The extension to stock markets has been happening for a while, with meme stocks like GameStop, and then with massive valuations of AI stocks. But meme stocks are a sideshow, and the future of AI is unclear enough that it’s possible to make a case.

It’s only with SpaceX that we can see the complete abandonment of any pretence at rationality. In the case of SpaceX, I was struck by Dave Karpf’s observation that Musk’s wealth in 2020 was “only” $24 billion. Everything of value in his career (Tesla cars, batteries, Starlink) had been achieved by then, and everything he has touched since then has been a disaster (Xitter, Cybertruck, robotaxis, Starship). Yet his wealth has multiplied 50 times over).

In support of the IPO, Goldman Sachs has put its name to the claim that the company will grow 100 times over by 2030. This is patently absurd. Nothing in Musk’s ragbag of assets has this kind of potential.

Starlink, the pre-2020 bit of the business, has been successful enough, but satellite-based Internet is never going to be huge.
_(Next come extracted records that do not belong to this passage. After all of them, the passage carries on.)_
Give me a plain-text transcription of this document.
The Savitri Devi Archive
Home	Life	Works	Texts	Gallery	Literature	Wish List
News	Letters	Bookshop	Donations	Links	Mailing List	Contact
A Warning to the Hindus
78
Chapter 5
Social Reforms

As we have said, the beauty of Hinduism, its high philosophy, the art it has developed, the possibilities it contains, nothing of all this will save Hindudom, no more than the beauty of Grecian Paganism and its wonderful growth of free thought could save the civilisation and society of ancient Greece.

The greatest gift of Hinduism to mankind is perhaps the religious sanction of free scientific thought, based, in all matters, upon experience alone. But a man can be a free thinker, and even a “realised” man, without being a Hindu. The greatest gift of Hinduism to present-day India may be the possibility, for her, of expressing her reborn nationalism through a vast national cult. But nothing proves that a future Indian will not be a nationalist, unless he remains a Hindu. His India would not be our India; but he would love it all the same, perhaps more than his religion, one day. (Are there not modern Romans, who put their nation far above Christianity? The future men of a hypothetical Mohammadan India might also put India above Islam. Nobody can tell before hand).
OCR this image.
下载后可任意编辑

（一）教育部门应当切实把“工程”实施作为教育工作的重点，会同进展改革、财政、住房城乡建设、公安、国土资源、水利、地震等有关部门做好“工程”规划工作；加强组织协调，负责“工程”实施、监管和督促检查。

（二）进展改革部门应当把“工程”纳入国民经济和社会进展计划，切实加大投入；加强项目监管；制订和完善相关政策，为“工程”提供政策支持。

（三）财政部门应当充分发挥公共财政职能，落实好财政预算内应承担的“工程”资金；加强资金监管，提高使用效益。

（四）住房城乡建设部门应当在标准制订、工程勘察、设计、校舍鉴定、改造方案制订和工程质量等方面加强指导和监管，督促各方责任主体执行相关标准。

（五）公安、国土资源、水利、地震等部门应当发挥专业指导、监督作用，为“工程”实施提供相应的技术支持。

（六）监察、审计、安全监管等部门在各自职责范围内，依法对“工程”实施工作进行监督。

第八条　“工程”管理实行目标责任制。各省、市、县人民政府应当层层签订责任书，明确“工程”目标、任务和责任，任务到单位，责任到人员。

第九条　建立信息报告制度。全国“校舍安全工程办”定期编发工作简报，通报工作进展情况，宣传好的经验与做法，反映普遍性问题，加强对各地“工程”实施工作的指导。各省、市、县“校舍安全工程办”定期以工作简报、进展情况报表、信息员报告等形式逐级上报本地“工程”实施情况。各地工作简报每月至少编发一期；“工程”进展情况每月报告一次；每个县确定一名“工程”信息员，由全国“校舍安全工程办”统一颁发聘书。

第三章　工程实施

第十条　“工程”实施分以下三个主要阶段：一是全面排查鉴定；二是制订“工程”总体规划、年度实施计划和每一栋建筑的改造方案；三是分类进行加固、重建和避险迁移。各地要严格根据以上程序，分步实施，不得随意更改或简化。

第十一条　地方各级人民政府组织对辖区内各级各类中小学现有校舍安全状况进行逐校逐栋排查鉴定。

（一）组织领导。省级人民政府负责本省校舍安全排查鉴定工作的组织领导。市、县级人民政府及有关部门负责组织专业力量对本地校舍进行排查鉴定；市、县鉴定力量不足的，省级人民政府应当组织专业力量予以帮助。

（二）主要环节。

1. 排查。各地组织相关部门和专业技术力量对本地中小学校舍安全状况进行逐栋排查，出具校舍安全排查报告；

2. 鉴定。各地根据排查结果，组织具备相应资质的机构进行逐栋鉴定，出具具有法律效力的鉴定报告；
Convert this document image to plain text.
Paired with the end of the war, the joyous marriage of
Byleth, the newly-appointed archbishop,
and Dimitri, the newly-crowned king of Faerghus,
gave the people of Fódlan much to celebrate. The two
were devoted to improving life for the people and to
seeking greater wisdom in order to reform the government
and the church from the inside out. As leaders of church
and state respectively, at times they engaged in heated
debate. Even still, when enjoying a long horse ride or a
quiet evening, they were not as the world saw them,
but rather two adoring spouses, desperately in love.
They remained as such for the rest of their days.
And there is plenty of downside risk, as Europe and China try to develop alternatives. Given that Starlink’s satellites have a life of only five years, the business could well be in sharp decline by 2030. Starship, by contrast, seems unlikely to succeed in getting humans to the Moon, and won’t make much money even if it does. Talk of Mars, data centres etc is a joke.

The AI part of the business is barely even a joke. Not only is Grok an also-ran in the LLM stakes, but Musks’ promotion of racism, terrorist riots and sex crimes leaves him, and the company open to huge liability, at least in Europe, where Trump can’t protect him.

The comprehensive corruption of the financial system confirms me in the view that the USA is one big grift. Not just the financial system, but politically and militarily as well. But that’s a topic for another day.

Pet Haidt

One my betes noires has been in the news lately. Jonathan Haidt has been annoying me since at least 2012, when I was critical of his bothsidesism on the culture wars.

At the time, he was a concern troll, posing as a liberal worried about other liberals who were, he claimed, misunderstanding Republicans. Whereas liberals thought of Republicans as bigots and misogynists, concerned with preserving their own position in racial and gender hierarchies, Haidt explained that they actually had their own set of values, based on order, purity, honour and loyalty. The wheels started falling off that one when Donald Trump, the antithesis of all of these things, came along and received the unqualified support of the supposed believers in purity.

Haidt responded by reinventing himself a free speech advocate, concerned about cancel culture and the coddling of young minds. He hung out on the “Intellectual Dark Web” with Bari Weiss and Stephen Pinker. Now that Weiss is busy suppressing reporting of Trump’s crimes, the IDW appears to have shut up shop.


Haidt’s next reinvention was an almost complete backflip. Despite having no relevant research background (as discussed his previous focus was on adult voters, followed by a shift to scolding college students) he suddenly became an authority on the effects of smartphone use on teenagers. His concerns about freedom of speech suddenly went out the window, replaced by a fear that the speech teens encountered on their phones was making them depressed as miserable.

Haidt’s work writings on this topic inspired the Australian government to pass legislation aimed at banning access to social media platforms for people under 16. It’s been mostly ineffective, but for the minority of kids who have left social media, a notable impact has been reduced access to news.

Possibly because recognition of this failure is spreading, Haidt has gone back to the “coddling” theme in a commencement address at NYU, for which he was roundly booed. Haidt appears not to have noticed that, far from protecting students from views that might upset them, NYU is busy suppressing speech by students that offends the administrators and of course the Trump Administration.

The kind of concerned punditry of which Haidt is an exponent never goes out of style, even if the topics of concern change from time to time. Given his ability to leap from one topic to the next with a fine disregard for consistency, I expect he will be around to annoy me for a long time to come.